Solène Valadier 9 min de lecture

Un abus de procuration sur compte bancaire se repère souvent trop tard, après des retraits répétés, au moment de régler une maison de retraite ou lors d’une succession où les comptes ne correspondent plus. La procuration autorise bien un mandataire à agir, mais pas à utiliser les fonds comme s’ils étaient les siens. Comprendre cette limite est la première étape pour réagir sans se tromper.

Comprendre ce que permet vraiment une procuration bancaire

La procuration bancaire est un mandat donné par le titulaire du compte, appelé mandant, à une autre personne, le mandataire. Elle autorise le mandataire à réaliser certaines opérations au nom du titulaire : retraits, virements, dépôts, émission de chèques, consultation du compte selon les pouvoirs prévus par la banque et le document signé.

Comprendre l’abus de procuration bancaire

La procuration peut être générale, lorsqu’elle couvre un ensemble large d’opérations, ou limitée, lorsqu’elle vise un compte précis, certains actes ou une durée déterminée. Dans tous les cas, le mandataire agit pour le compte du mandant. Il doit préserver ses intérêts et non financer ses propres dépenses.

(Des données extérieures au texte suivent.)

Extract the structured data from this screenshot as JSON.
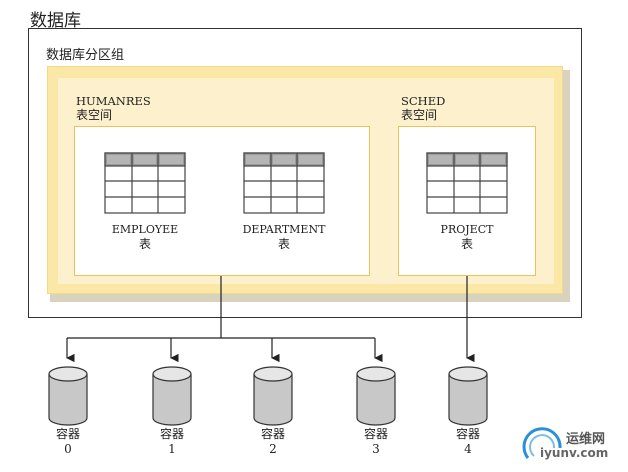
{
  "database": {
    "title": "数据库"
  },
  "partition_group": {
    "title": "数据库分区组"
  },
  "tablespaces": [
    {
      "name": "HUMANRES",
      "kind": "表空间",
      "tables": [
        {
          "name": "EMPLOYEE",
          "kind": "表"
        },
        {
          "name": "DEPARTMENT",
          "kind": "表"
        }
      ]
    },
    {
      "name": "SCHED",
      "kind": "表空间",
      "tables": [
        {
          "name": "PROJECT",
          "kind": "表"
        }
      ]
    }
  ],
  "containers": [
    {
      "label": "容器",
      "number": "0"
    },
    {
      "label": "容器",
      "number": "1"
    },
    {
      "label": "容器",
      "number": "2"
    },
    {
      "label": "容器",
      "number": "3"
    },
    {
      "label": "容器",
      "number": "4"
    }
  ],
  "watermark": {
    "text_cn": "运维网",
    "text_en": "iyunv.com"
  },
  "colors": {
    "partition_group_fill": "#fbe7a6",
    "tablespace_border": "#e8c25e",
    "table_header": "#9a9a9a",
    "cylinder": "#c8c8c8"
  }
}
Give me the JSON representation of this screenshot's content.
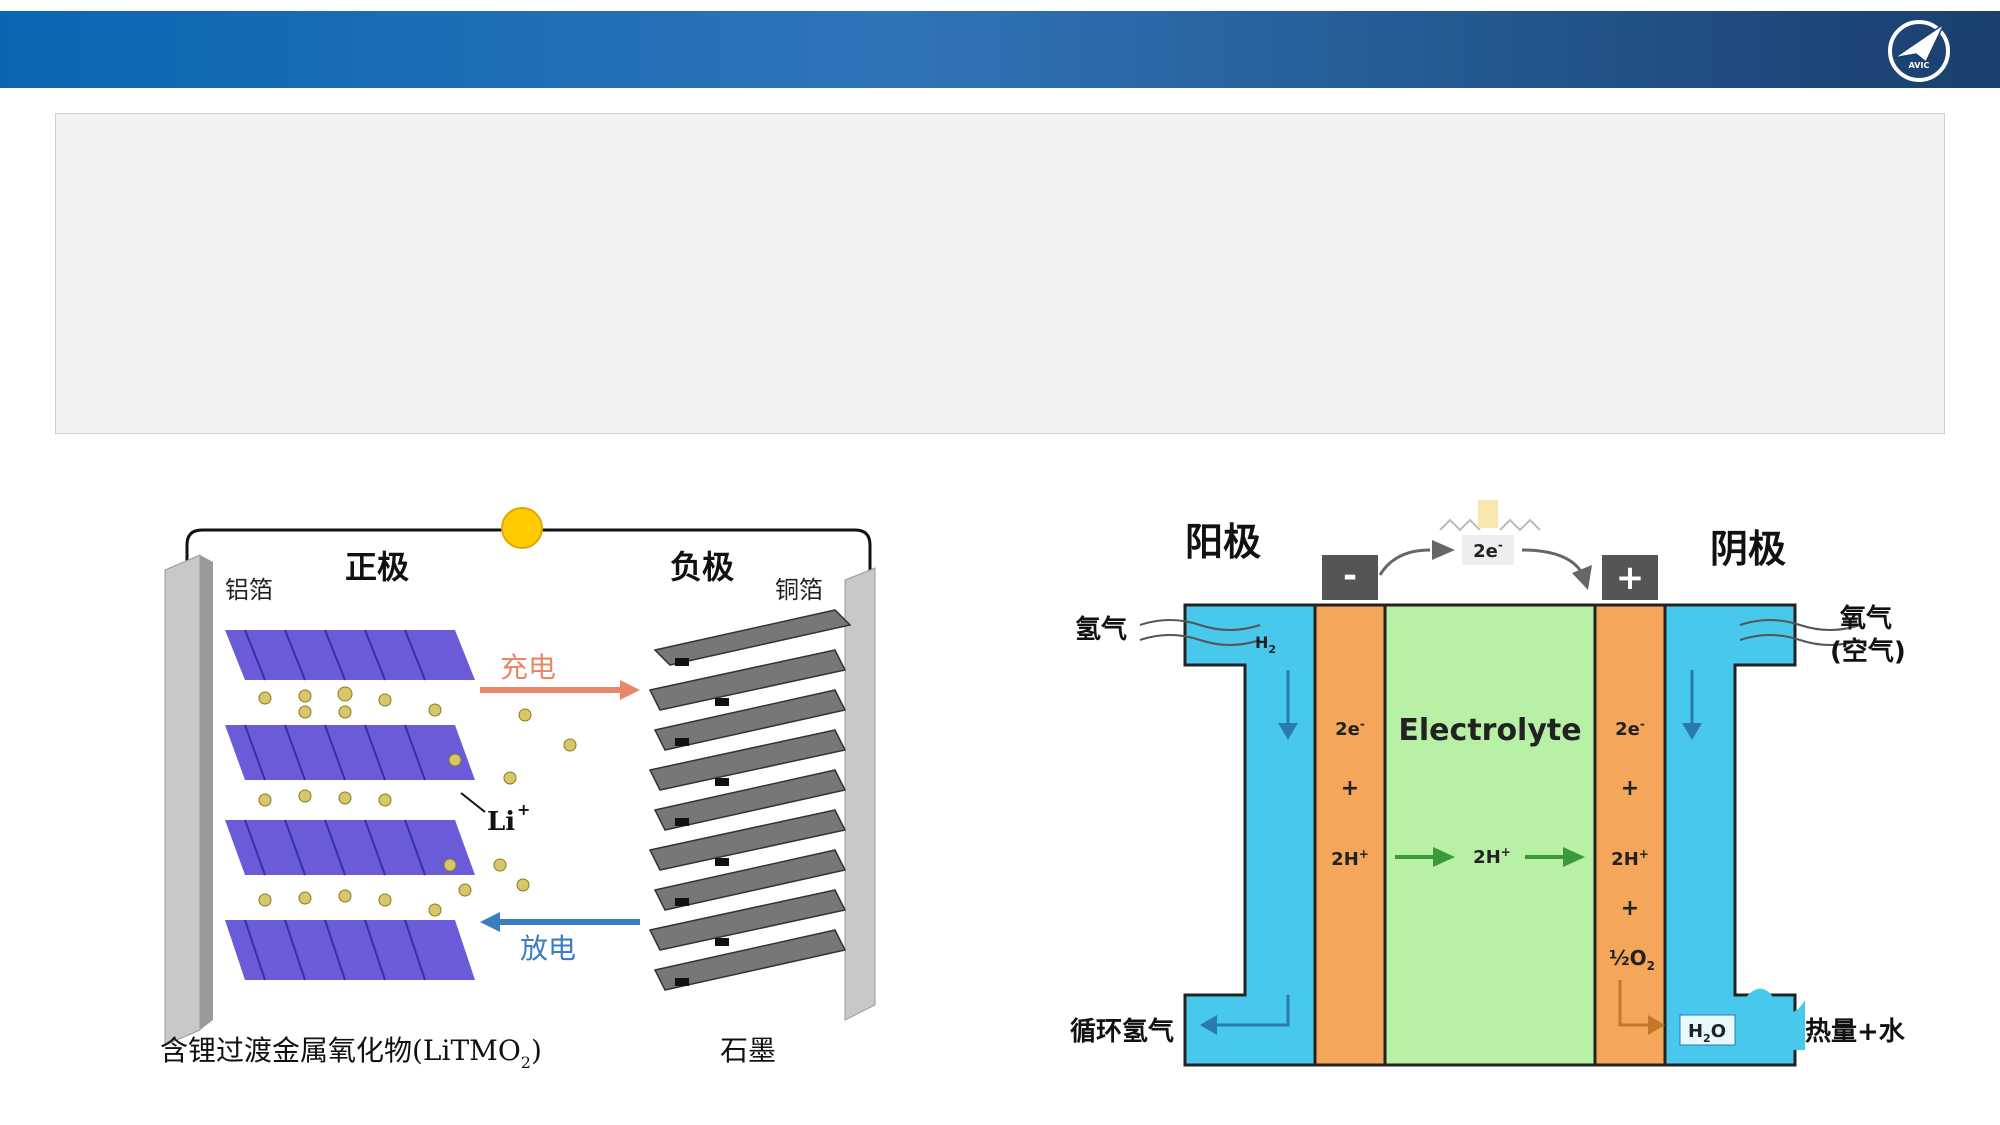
{
  "header": {
    "logo_text": "AVIC"
  },
  "li_battery": {
    "cathode_label": "正极",
    "anode_label": "负极",
    "al_foil": "铝箔",
    "cu_foil": "铜箔",
    "charge": "充电",
    "discharge": "放电",
    "ion": "Li",
    "ion_charge": "+",
    "cathode_material": "含锂过渡金属氧化物(LiTMO",
    "cathode_subscript": "2",
    "cathode_close": ")",
    "anode_material": "石墨"
  },
  "fuel_cell": {
    "anode_title": "阳极",
    "cathode_title": "阴极",
    "minus": "-",
    "plus": "+",
    "electrons_top": "2e",
    "electron_sup": "-",
    "hydrogen_in": "氢气",
    "oxygen_in": "氧气",
    "air": "(空气)",
    "h2": "H",
    "h2_sub": "2",
    "electrolyte": "Electrolyte",
    "left_2e": "2e",
    "left_plus": "+",
    "left_2h": "2H",
    "mid_2h": "2H",
    "right_2e": "2e",
    "right_plus1": "+",
    "right_2h": "2H",
    "right_plus2": "+",
    "half": "½",
    "o2": "O",
    "o2_sub": "2",
    "recycle": "循环氢气",
    "h2o": "H",
    "h2o_sub": "2",
    "h2o_o": "O",
    "output": "热量+水"
  },
  "colors": {
    "header_start": "#0a66b3",
    "header_end": "#1a3f6d",
    "cathode_purple": "#6a5cd8",
    "graphite": "#777777",
    "charge_arrow": "#e8876a",
    "discharge_arrow": "#3a7dc0",
    "gas_channel": "#48c8ec",
    "electrode_orange": "#f4a75a",
    "electrolyte_green": "#b8f0a6"
  }
}
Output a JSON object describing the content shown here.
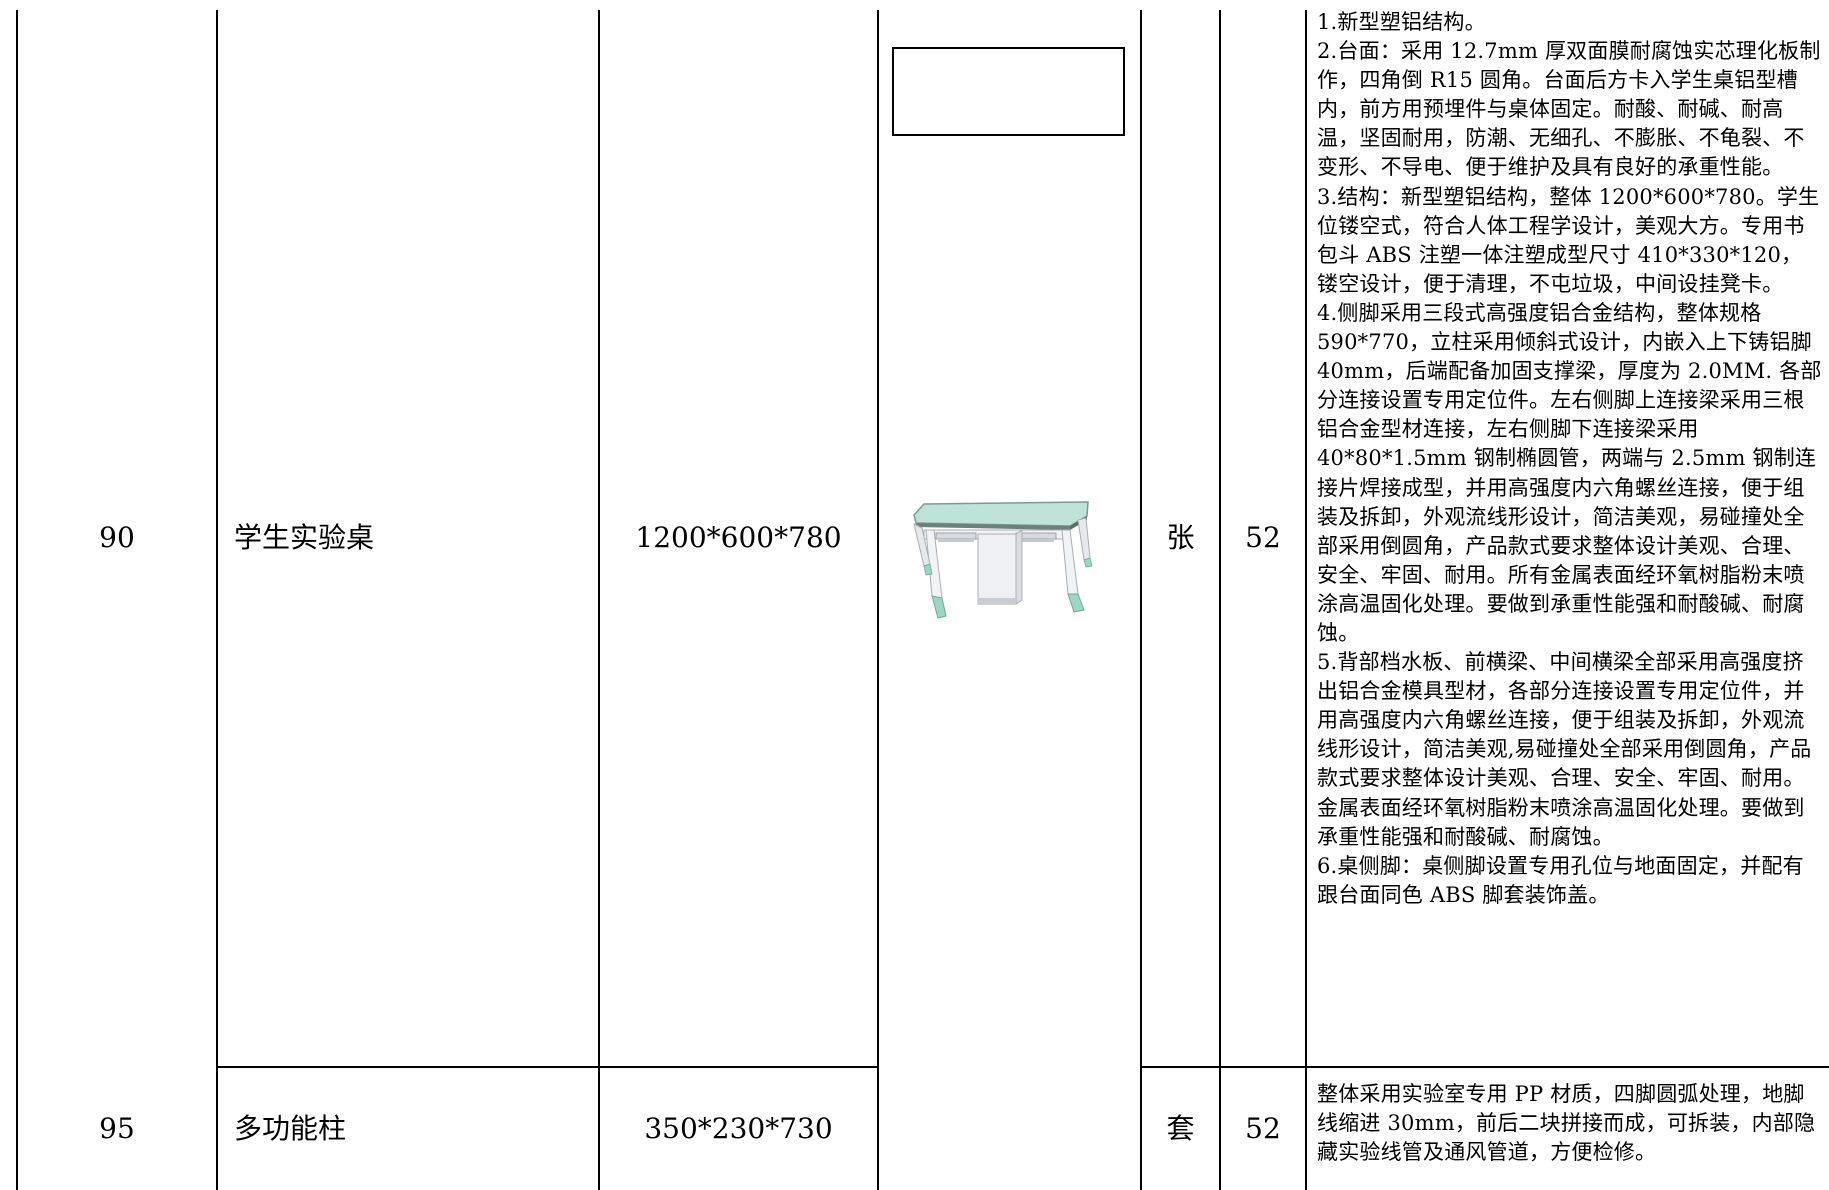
{
  "rows": [
    {
      "no": "90",
      "name": "学生实验桌",
      "spec": "1200*600*780",
      "unit": "张",
      "qty": "52",
      "description": [
        "1.新型塑铝结构。",
        "2.台面：采用 12.7mm 厚双面膜耐腐蚀实芯理化板制作，四角倒 R15 圆角。台面后方卡入学生桌铝型槽内，前方用预埋件与桌体固定。耐酸、耐碱、耐高温，坚固耐用，防潮、无细孔、不膨胀、不龟裂、不变形、不导电、便于维护及具有良好的承重性能。",
        "3.结构：新型塑铝结构，整体 1200*600*780。学生位镂空式，符合人体工程学设计，美观大方。专用书包斗 ABS 注塑一体注塑成型尺寸 410*330*120，镂空设计，便于清理，不屯垃圾，中间设挂凳卡。",
        "4.侧脚采用三段式高强度铝合金结构，整体规格 590*770，立柱采用倾斜式设计，内嵌入上下铸铝脚 40mm，后端配备加固支撑梁，厚度为 2.0MM. 各部分连接设置专用定位件。左右侧脚上连接梁采用三根铝合金型材连接，左右侧脚下连接梁采用 40*80*1.5mm 钢制椭圆管，两端与 2.5mm 钢制连接片焊接成型，并用高强度内六角螺丝连接，便于组装及拆卸，外观流线形设计，简洁美观，易碰撞处全部采用倒圆角，产品款式要求整体设计美观、合理、安全、牢固、耐用。所有金属表面经环氧树脂粉末喷涂高温固化处理。要做到承重性能强和耐酸碱、耐腐蚀。",
        "5.背部档水板、前横梁、中间横梁全部采用高强度挤出铝合金模具型材，各部分连接设置专用定位件，并用高强度内六角螺丝连接，便于组装及拆卸，外观流线形设计，简洁美观,易碰撞处全部采用倒圆角，产品款式要求整体设计美观、合理、安全、牢固、耐用。金属表面经环氧树脂粉末喷涂高温固化处理。要做到承重性能强和耐酸碱、耐腐蚀。",
        "6.桌侧脚：桌侧脚设置专用孔位与地面固定，并配有跟台面同色 ABS 脚套装饰盖。"
      ]
    },
    {
      "no": "95",
      "name": "多功能柱",
      "spec": "350*230*730",
      "unit": "套",
      "qty": "52",
      "description": [
        "整体采用实验室专用 PP 材质，四脚圆弧处理，地脚线缩进 30mm，前后二块拼接而成，可拆装，内部隐藏实验线管及通风管道，方便检修。"
      ]
    }
  ]
}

Usage normal ou usage abusif : la frontière à connaître

Un usage normal correspond à des dépenses utiles au titulaire du compte : loyer, factures, frais médicaux, aide à domicile, courses, impôts, charges courantes. Même si le mandataire est un enfant, un conjoint ou un proche aidant, l’argent reste celui du mandant.

L’abus commence lorsque les opérations ne servent plus l’intérêt du titulaire : retraits d’espèces répétés sans justification, virements vers le compte du mandataire, achats personnels, donations déguisées, paiement de dettes privées, vidage progressif du compte avant un décès. La procuration ne justifie jamais n’importe quelle opération.

Les qualifications possibles : abus de confiance et recel successoral

Selon les circonstances, l’usage abusif peut être analysé comme un abus de confiance, lorsqu’une personne détourne des fonds qui lui avaient été confiés pour un usage déterminé. Lorsque les faits sont découverts après le décès et ont réduit l’actif successoral, la question du recel successoral peut aussi se poser.

Le recel successoral vise notamment l’héritier qui dissimule ou détourne des biens pour rompre l’égalité du partage. La jurisprudence admet depuis longtemps que les opérations réalisées avant le décès peuvent être examinées dans le cadre de la succession. Des décisions de la Cour de cassation, dont l’arrêt du 15 avril 1980, l’arrêt du 28 juin 2005, 04-13.776, ou encore l’arrêt du 11 septembre 2013, 12-22.472, montrent l’attention portée aux mouvements bancaires suspects et à l’intention de dissimulation.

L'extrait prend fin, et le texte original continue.